It was reported yesterday that campaign calendars distributed by Dagenham and Rainham Conservatives ‘airbrushed out' ethnic minority candidates from photos. The founder of Operation Black Vote has alleged that the calendars, which also feature a large image of David Cameron, ‘pander' to race hatred.

And the significance of this apparent reluctance to promote non-white candidates goes beyond the local campaign. The Conservative candidate for the seat, described as a ‘Young Turk' close to David Cameron, is a former employee of Lord Ashcroft. Together with Ashcroft he has helped coordinate the party's overall strategy for ‘target seats'.

Tory Stories has found that it was Ashcroft's wife, Susan Anstey, who just last year donated £5000 to Dagenham and Rainham Conservatives' war chest.
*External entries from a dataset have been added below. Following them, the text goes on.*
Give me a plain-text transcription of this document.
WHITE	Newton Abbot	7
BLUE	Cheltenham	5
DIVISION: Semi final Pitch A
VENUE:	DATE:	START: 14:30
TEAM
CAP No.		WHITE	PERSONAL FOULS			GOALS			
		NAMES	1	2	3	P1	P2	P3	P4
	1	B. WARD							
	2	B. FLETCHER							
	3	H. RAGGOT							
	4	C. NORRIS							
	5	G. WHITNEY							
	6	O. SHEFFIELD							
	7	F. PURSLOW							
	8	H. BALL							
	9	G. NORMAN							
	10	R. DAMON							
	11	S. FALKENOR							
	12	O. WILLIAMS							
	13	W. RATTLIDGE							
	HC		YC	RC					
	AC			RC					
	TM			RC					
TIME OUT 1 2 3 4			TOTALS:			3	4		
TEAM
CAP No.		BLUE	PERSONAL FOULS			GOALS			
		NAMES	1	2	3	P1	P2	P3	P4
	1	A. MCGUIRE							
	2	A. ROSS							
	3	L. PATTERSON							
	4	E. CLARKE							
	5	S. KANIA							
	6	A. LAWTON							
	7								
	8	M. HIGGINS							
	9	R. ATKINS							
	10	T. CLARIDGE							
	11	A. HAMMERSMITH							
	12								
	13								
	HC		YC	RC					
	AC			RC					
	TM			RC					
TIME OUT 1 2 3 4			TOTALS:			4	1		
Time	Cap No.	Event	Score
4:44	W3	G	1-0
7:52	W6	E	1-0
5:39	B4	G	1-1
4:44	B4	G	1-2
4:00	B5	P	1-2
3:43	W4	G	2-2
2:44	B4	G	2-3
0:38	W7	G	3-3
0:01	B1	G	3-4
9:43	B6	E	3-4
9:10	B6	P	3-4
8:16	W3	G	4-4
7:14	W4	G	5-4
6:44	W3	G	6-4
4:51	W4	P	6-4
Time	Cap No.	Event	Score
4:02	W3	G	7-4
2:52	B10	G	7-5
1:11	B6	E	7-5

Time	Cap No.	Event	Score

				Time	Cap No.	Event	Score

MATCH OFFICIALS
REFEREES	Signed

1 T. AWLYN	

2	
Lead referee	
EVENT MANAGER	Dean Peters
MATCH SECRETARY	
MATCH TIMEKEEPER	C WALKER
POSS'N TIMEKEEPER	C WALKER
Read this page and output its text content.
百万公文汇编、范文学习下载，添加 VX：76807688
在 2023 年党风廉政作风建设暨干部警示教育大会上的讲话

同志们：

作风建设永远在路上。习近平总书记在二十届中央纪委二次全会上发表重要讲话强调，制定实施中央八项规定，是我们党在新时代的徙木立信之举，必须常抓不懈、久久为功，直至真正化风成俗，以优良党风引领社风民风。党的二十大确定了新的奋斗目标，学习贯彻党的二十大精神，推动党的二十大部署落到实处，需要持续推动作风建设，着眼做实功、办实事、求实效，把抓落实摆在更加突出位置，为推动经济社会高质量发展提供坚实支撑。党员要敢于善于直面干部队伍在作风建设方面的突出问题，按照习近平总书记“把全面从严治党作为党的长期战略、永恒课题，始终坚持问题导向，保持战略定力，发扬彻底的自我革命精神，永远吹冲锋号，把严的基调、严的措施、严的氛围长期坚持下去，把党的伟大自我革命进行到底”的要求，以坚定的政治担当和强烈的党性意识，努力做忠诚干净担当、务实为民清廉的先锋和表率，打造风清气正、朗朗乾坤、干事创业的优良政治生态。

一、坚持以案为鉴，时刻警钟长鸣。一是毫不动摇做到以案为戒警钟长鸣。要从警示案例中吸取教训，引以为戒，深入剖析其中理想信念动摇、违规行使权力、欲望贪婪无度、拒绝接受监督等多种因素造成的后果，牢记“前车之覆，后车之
Given the donation, and Ashcroft's proximity to this particular Tory candidate, it might reasonably be asked whether he or his office were involved in the funding and production of the offending leaflets. After all, Ashcroft himself has made it clear that his ‘target seats unit' is very closely involved in Tory campaigns in constituencies such as Dagenham and Rainham:

"In the run-up to the 2005 Election I "did my own thing" because I did not believe that the Party was targeting its resources effectively and that a ruthless focus on winnable target seats would deliver results. Things have changed. I am delighted that David Cameron and Francis Maude have asked me, as Deputy Chairman with responsibility for target seats, to apply this approach right across the Party. My team will deliver a highly focused campaign working with our candidates from the day they are selected. There is no room now for any mavericks running solo operations"

So was the omission of photos of ethnic minority candidates from the calendars the product of one such ‘maverick'? Did it slip through the Tory party's rigorous vetting process? Or was it part of a ‘ruthless focus' on winning the seat, funded from Ashcroft's own pocket?

Lord Ashcroft has long been accused of undermining standards in British politics and today's revelation leaves unanswered questions as to the extent of his involvement in further highly negative electoral practices.